2. The method of claim 1, in which the gradient is expressed in terms of a weighted orientation of the gradient, and a weight depends on a magnitude of the gradient.
3. The method of claim 1, in which ratios between widths and heights of the variable sized blocks are 1:1, 1:2 and 2:1.
4. The method of claim 1, in which the histogram has nine bins, and each bin is stored in a different integral image.
5. The method of claim 1, in which each feature is in a form of a 36-dimensional vector.
6. The method of claim 1, further comprising:
training the cascaded classifier, the training comprising:
performing the determining, sorting, storing, and extracting for a set of training images to obtain training features; and
using the training features to construct serial stages of the cascaded classifier.
7. The method of claim 6, in which each stage is a strong classifier composed of a set of weak classifiers.
8. The method of claim 7, in which each weak classifier is a separating hyperplane determined from a linear SVM.
9. The method of claim 6, in which the set of training images include positive samples and negative samples.
10. The method of claim 7, in which the weak classifiers are added to the cascaded classifier until a predefined quality metric is met.
11. The method of claim 10, in which the quality metric is in terms of a detection rate and a false positive rate.
12. The method of claim 6, in which the resulting cascaded classifier has about 18 stages of strong classifiers, and about 800 weak classifiers.
13. The method of claim 1, in which humans are detected in a sequence of images of the scene acquired in real-time.
14. A system for detecting a human in a test image of a scene acquired by a camera, comprising:
means for determining a gradient for each pixel in the test image;
means for sorting the gradients into bins of a histogram;
a memory configured to store an integral image for each bin of the histogram;
means for extracting features from the integral images, the extracted features corresponding to a subset of a substantially larger set of variably sized and randomly selected blocks of pixels in the test image; and
a cascaded classifier configured to determine whether the test image includes a human or not.
Description
FIELD OF THE INVENTION

This invention relates generally to computer vision and more particularly to detecting humans in images of a scene acquired by a camera.

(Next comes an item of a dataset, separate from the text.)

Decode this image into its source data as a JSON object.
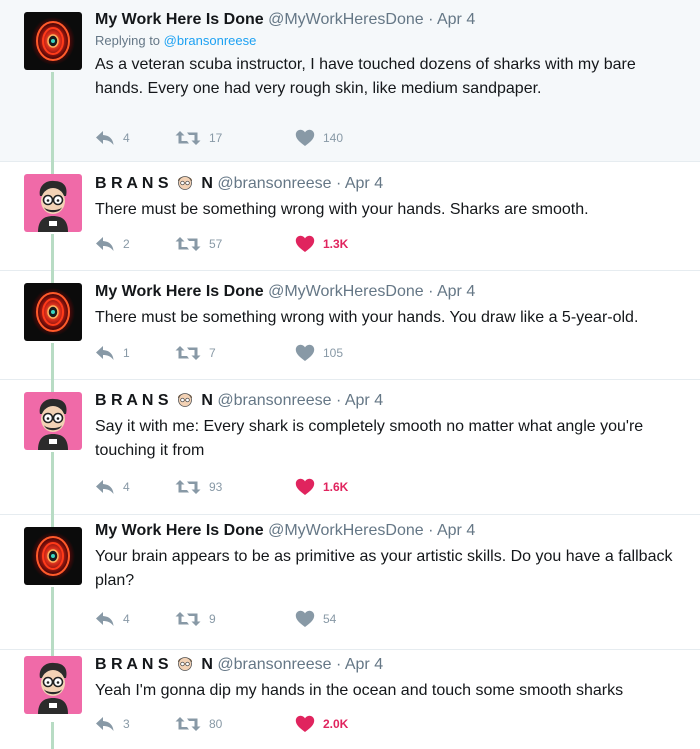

BACKGROUND OF THE INVENTION

It is relatively easy to detect human faces in a sequence of images of a scene acquired by a camera. However, detecting humans remains a difficult problem because of the wide variability in human appearance due to clothing, articulation and illumination conditions in the scene.

There are two main classes of methods for detecting humans using computer vision methods, see D. M. Gavrila, “The visual analysis of human movement: A survey,” Journal of Computer Vision and Image Understanding (CVIU), vol. 73, no. 1, pp. 82-98, 1999. One class of methods uses a parts-based analysis, while the other class uses single detection window analysis. Different features and different classifiers for the methods are known.

A parts-based method aims to deal with the great variability in human appearance due to body articulation. In that method, each part is detected separately and a human is detected when some or all of the parts are in a geometrically plausible configuration.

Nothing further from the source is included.